A conversa se aproximou do presente, com a América Latina como tema recorrente – Cristina, Pepe Mujica, Rafael Correa, Evo Morales, Hugo Chavez, Maduro -, mas também dos Brics. Ela ressaltou a ausência sumamente significativa dos presidentes dos Brics, o principal eixo de rearticulação da geopolítica mundial, em que seu governo nos incluiu. Dilma expressou a relação muito próxima que ela mantem com o Putin, assim como com o governo da China. Fica claro que, voltando à Presidência, vai ser um objetivo central do seu governo.
Dilma faz uma lista das principais atrocidades que o governo interino está cometendo, a que se somam todo dia iniciativas negativas novas, como a retirada do FGTS da Caixa Econômica para dar mais um presente para os bancos privados.
A principal dimensão que a Dilma incorporou na crise, foi a prática constante da palavra – nos discursos, nas entrevistas, nas reuniões públicas com representantes de movimentos, com parlamentares e com intelectuais e artistas. Ela, que era, sobretudo, uma dirigente que coloca em prática os programas do governo, se deu conta do papel indispensável do convencimento das palavras, da reiteração dos argumentos.
Uma Dilma otimista, bem disposta, pronta para retomar a Presidência do Brasil, consciente de que a derrota desta iniciativa do golpe não terminará a ofensiva da direita contra ela. Mas que as próximas ofensivas serão enfrentadas em condições muito menos favoráveis para a direita e com a democracia brasileira muito mais forte.

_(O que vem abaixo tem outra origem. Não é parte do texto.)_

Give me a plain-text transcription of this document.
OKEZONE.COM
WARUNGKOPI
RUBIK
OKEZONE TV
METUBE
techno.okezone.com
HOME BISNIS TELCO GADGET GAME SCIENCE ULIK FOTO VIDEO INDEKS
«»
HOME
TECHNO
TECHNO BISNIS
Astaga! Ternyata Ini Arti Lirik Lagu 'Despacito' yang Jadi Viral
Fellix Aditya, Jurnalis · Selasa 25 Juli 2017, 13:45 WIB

A referência permanente, mais importante, em quem também para ela, repousam as maiores esperanças sobre o futuro do pais, é o Lula, o eterno presidente e líder de todos
Terminamos a conversa, depois dela folhear o livro e inteirar-se dos seus temas e autores, quando chegou a hora dela sair para acupuntura. Eu saí muito contente do encontro e da longa conversa, mais confiante ainda de que derrotaremos o golpe.